Der Beschwerde kommt Berechtigung zu.
Gemäß § 66 Abs. 4 AVG hat die Berufungsbehörde außer dem im Abs. 2 erwähnten - hier nicht näher interessierenden - Fall, sofern die Berufung nicht als unzulässig oder verspätet zurückzuweisen ist, immer in der Sache selbst zu entscheiden. Sie ist berechtigt, sowohl im Spruch als auch hinsichtlich der Begründung (§ 60 AVG) ihre Anschauung an die Stelle jener der Unterbehörde zu setzen und demgemäß den angefochtenen Bescheid nach jeder Richtung abzuändern.

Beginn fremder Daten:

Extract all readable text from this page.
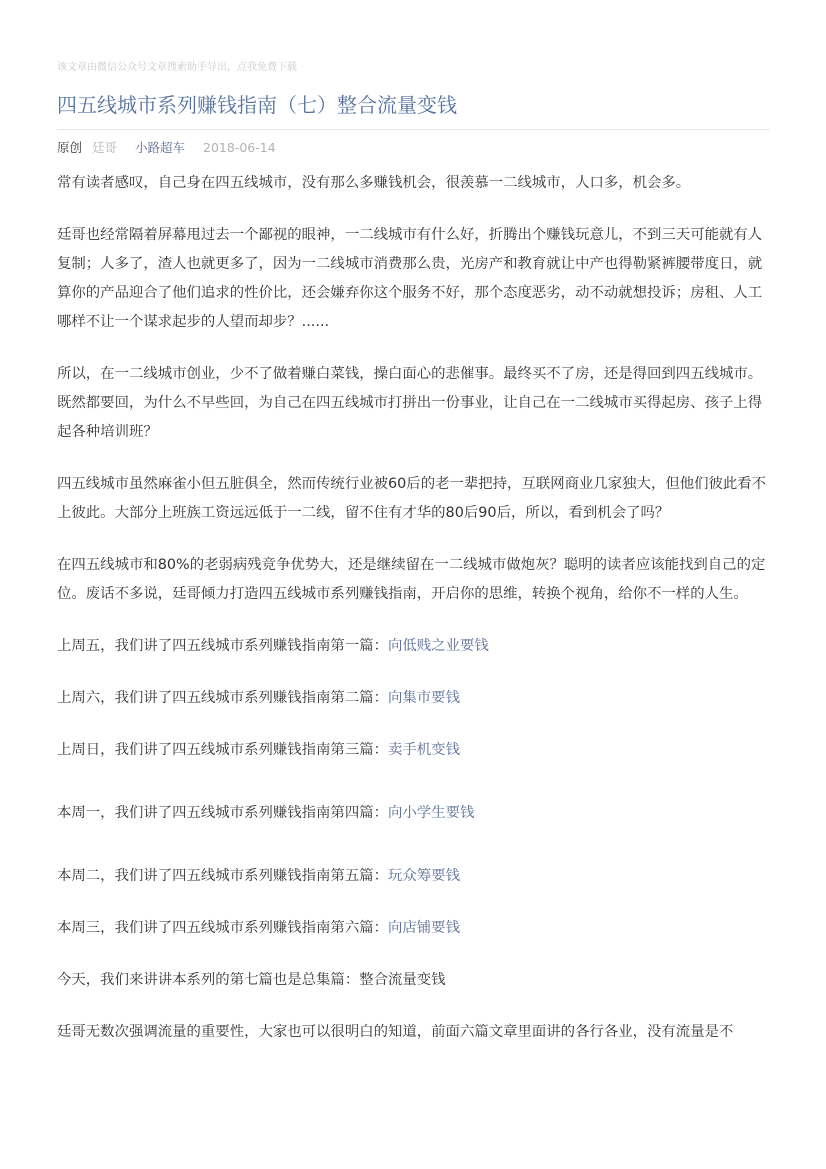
该文章由微信公众号文章搜索助手导出，点我免费下载

四五线城市系列赚钱指南（七）整合流量变钱
原创 廷哥 小路超车 2018-06-14

常有读者感叹，自己身在四五线城市，没有那么多赚钱机会，很羡慕一二线城市，人口多，机会多。

廷哥也经常隔着屏幕甩过去一个鄙视的眼神，一二线城市有什么好，折腾出个赚钱玩意儿，不到三天可能就有人复制；人多了，渣人也就更多了，因为一二线城市消费那么贵，光房产和教育就让中产也得勒紧裤腰带度日，就算你的产品迎合了他们追求的性价比，还会嫌弃你这个服务不好，那个态度恶劣，动不动就想投诉；房租、人工哪样不让一个谋求起步的人望而却步？......

所以，在一二线城市创业，少不了做着赚白菜钱，操白面心的悲催事。最终买不了房，还是得回到四五线城市。既然都要回，为什么不早些回，为自己在四五线城市打拼出一份事业，让自己在一二线城市买得起房、孩子上得起各种培训班？

四五线城市虽然麻雀小但五脏俱全，然而传统行业被60后的老一辈把持，互联网商业几家独大，但他们彼此看不上彼此。大部分上班族工资远远低于一二线，留不住有才华的80后90后，所以，看到机会了吗？

在四五线城市和80%的老弱病残竞争优势大，还是继续留在一二线城市做炮灰？聪明的读者应该能找到自己的定位。废话不多说，廷哥倾力打造四五线城市系列赚钱指南，开启你的思维，转换个视角，给你不一样的人生。

上周五，我们讲了四五线城市系列赚钱指南第一篇：向低贱之业要钱

上周六，我们讲了四五线城市系列赚钱指南第二篇：向集市要钱

上周日，我们讲了四五线城市系列赚钱指南第三篇：卖手机变钱

本周一，我们讲了四五线城市系列赚钱指南第四篇：向小学生要钱

本周二，我们讲了四五线城市系列赚钱指南第五篇：玩众筹要钱

本周三，我们讲了四五线城市系列赚钱指南第六篇：向店铺要钱

今天，我们来讲讲本系列的第七篇也是总集篇：整合流量变钱

廷哥无数次强调流量的重要性，大家也可以很明白的知道，前面六篇文章里面讲的各行各业，没有流量是不
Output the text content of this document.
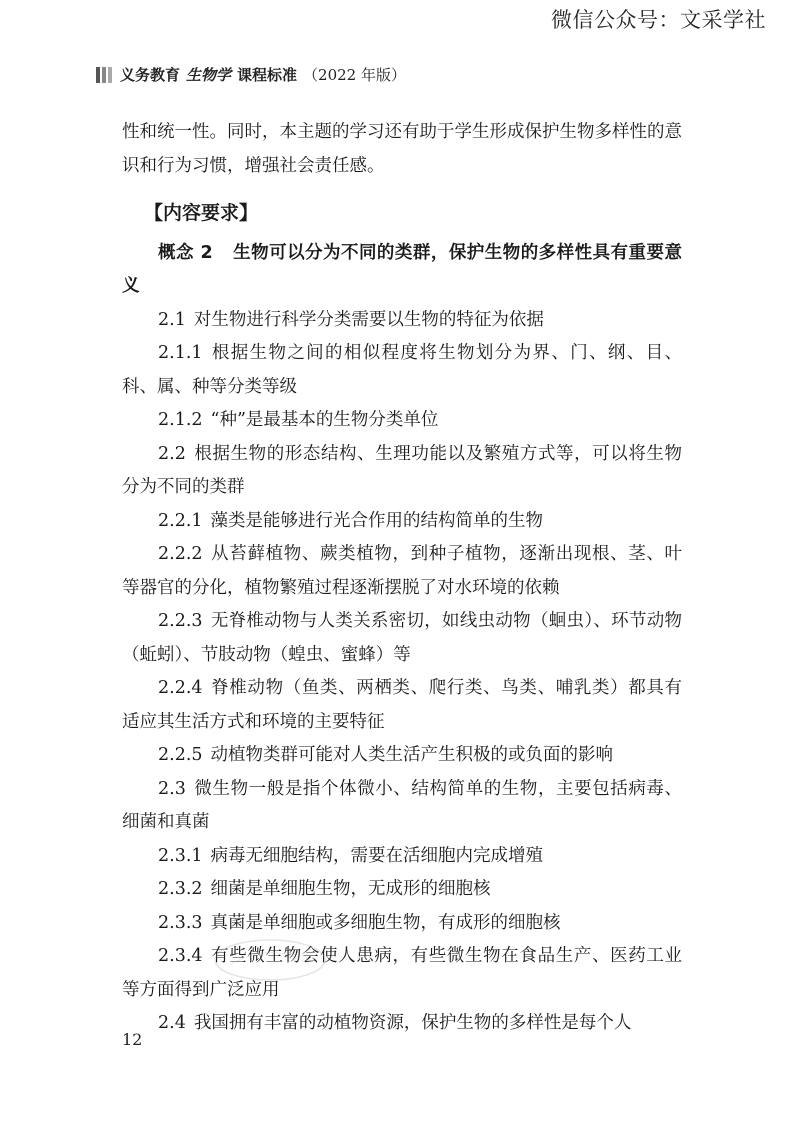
微信公众号：文采学社
义务教育 生物学 课程标准 （2022 年版）

性和统一性。同时，本主题的学习还有助于学生形成保护生物多样性的意识和行为习惯，增强社会责任感。

【内容要求】

概念 2 生物可以分为不同的类群，保护生物的多样性具有重要意义

2.1 对生物进行科学分类需要以生物的特征为依据

2.1.1 根据生物之间的相似程度将生物划分为界、门、纲、目、科、属、种等分类等级

2.1.2 “种”是最基本的生物分类单位

2.2 根据生物的形态结构、生理功能以及繁殖方式等，可以将生物分为不同的类群

2.2.1 藻类是能够进行光合作用的结构简单的生物

2.2.2 从苔藓植物、蕨类植物，到种子植物，逐渐出现根、茎、叶等器官的分化，植物繁殖过程逐渐摆脱了对水环境的依赖

2.2.3 无脊椎动物与人类关系密切，如线虫动物（蛔虫）、环节动物（蚯蚓）、节肢动物（蝗虫、蜜蜂）等

2.2.4 脊椎动物（鱼类、两栖类、爬行类、鸟类、哺乳类）都具有适应其生活方式和环境的主要特征

2.2.5 动植物类群可能对人类生活产生积极的或负面的影响

2.3 微生物一般是指个体微小、结构简单的生物，主要包括病毒、细菌和真菌

2.3.1 病毒无细胞结构，需要在活细胞内完成增殖

2.3.2 细菌是单细胞生物，无成形的细胞核

2.3.3 真菌是单细胞或多细胞生物，有成形的细胞核

2.3.4 有些微生物会使人患病，有些微生物在食品生产、医药工业等方面得到广泛应用

2.4 我国拥有丰富的动植物资源，保护生物的多样性是每个人

12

Die Befugnis der Berufungsbehörde, sowohl im Spruch als auch in der Begründung ihre Anschauung an die Stelle jener der Unterbehörde zu setzen und demgemäß den angefochtenen Bescheid nach jeder Richtung abzuändern, beinhaltet auch die Möglichkeit, die Berufungsentscheidung auch zum Nachteil des Berufungswerbers (reformatio in peius) oder aus anderen Gründen als den in der Berufung vorgebrachten abzuändern. Da die Beschwerdeführerin Berufung erhoben hat, war auf die belangte Behörde als Berufungsbehörde gemäß § 66 Abs. 4 AVG das Recht und die Pflicht übergegangen, in der Sache selbst zu entscheiden und den angefochtenen Bescheid nach jeder Richtung abzuändern. Die belangte Behörde durfte sohin auch die Zurückweisung trotz meritorischer Entscheidung der Vorinstanz aussprechen.
Nach der Rechtsprechung des Verwaltungsgerichtshofes ist die Rechtmäßigkeit eines Bescheides zur Zeit seiner Erlassung zu beurteilen, was bedeutet, daß der Zurückweisungsbescheid der belangten Behörde dann rechtmäßig ist, wenn zur Zeit seiner Erlassung die Wiedereinsetzung in den vorigen Stand nicht bewilligt war. Wird die Wiedereinsetzung später bewilligt, so tritt der Zurückweisungsbescheid nach § 72 Abs. 1 AVG von Gesetzes wegen außer Kraft. Über die Frage der Verspätung eines Rechtsmittels ist - von Fällen abgesehen, in denen dem Wiedereinsetzungsantrag gemäß § 71 Abs. 6 AVG aufschiebende Wirkung zuerkannt wurde - unabhängig von einem anhängigen, aber noch nicht bejahend entschiedenen Wiedereinsetzungsantrag sogleich auf Grund der Aktenlage zu entscheiden (vgl. das Erkenntnis vom 23. Oktober 1986, Slg. N.F. Nr. 12.275/A).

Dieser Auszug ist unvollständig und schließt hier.